Issu d’une famille tutsi de six enfants, Bosco Ntaganda a  » perdu beaucoup de membres de (sa) famille « :  » Ceux qui sont restés au Rwanda ont été exterminés lors du génocide… mes tantes, mes jeunes oncles ont perdu la vie.  »

Pendant son témoignage qui s’étalera sur  plusieurs jours, Bosco Ntaganda a l’intention de décrire  » tout ce qu’il a fait durant le conflit « , avait-il promis, il y a quelques mois, son avocat, pour  » expliquer qui il est « .

Car la défense veut lisser la réputation de son client: celle d’un chef de guerre opportuniste et sans pitié au sein des rébellions où il a successivement évolué. Du génocide des Tutsi au Rwanda au Mouvement du 23 mars (M23) au Nord-Kivu, en passant par la rébellion de Laurent-Désiré Kabila qui mettra fin en 1997 à la longue dictature de Mobutu Sese Seko.

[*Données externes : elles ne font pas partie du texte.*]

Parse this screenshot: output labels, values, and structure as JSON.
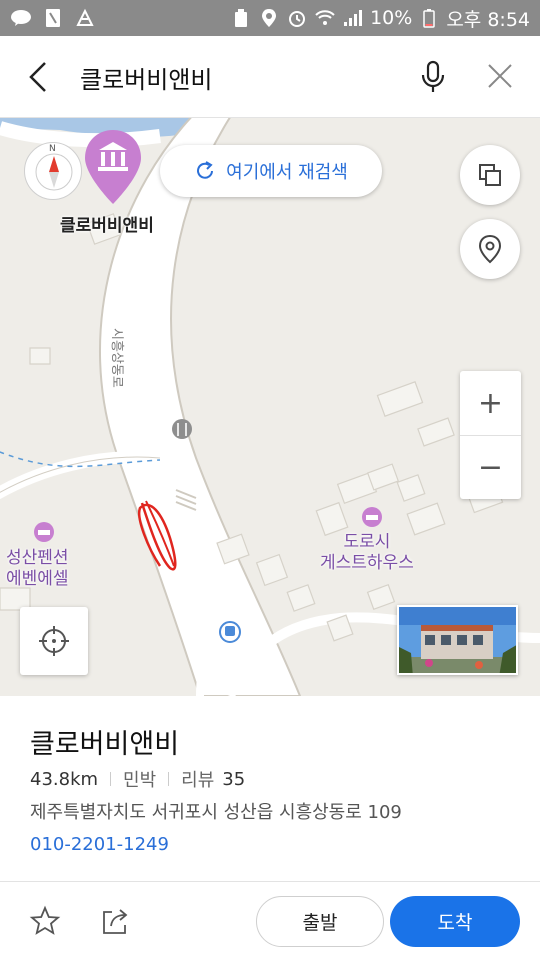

Durant 64 jours d’audience, l’accusation a présenté jusqu’au 16 février 71 témoins, 1.300 documents et onze témoins-experts comme éléments de preuves.

 

 » Un des commandants les plus importants « 

D’après la procureure Fatou Bensouda, Bosco Ntaganda  » était un des commandants les plus importants  » lors de crimes  » ethniques  » qui ont engendré la mort de 60.000 personnes.

Il est accusé d’avoir orchestré des attaques menées par les FPLC, ce bras armé de l’Union des patriotes congolais (UPC) à prédominance Hema combattant principalement des milices Lendu pour le contrôle de cette région aux nombreuses mines d’or.

Ces attaques laissaient derrière elles des corps « ligotés au niveau des bras », « en sous-vêtements », « éventrés », « les têtes écrasées par des pilons », avait rapporté un témoin devant la Cour.

Très imbu de lui-même et connu pour avoir la gâchette facile, le chef de guerre aurait donné les ordres, planifié et programmé les opérations, coordonné la logistique et fourni les armes. Il aurait aussi « recruté personnellement des enfants », selon Nicole Samson, représentante du bureau de la procureure. Des « kadogo », des « jeunes » en swahili, filles et garçons, qu’il choisissait pour son escorte personnelle et qu’il habillait et armait pour le combat.

La partie orientale de la RDC est déchirée par des guerres dont le nerf est le contrôle des ressources minières. Ces conflits ont impliqué les armées d’au moins six nations africaines et causé la mort de centaines de milliers de morts.

Bosco Ntanganda aura beau se peindre un portrait reluisant, il aura des difficultés d’effacer de la mémoire de nombreuses familles des victimes toutes stigmates que ses faits d’armes y aura laissées.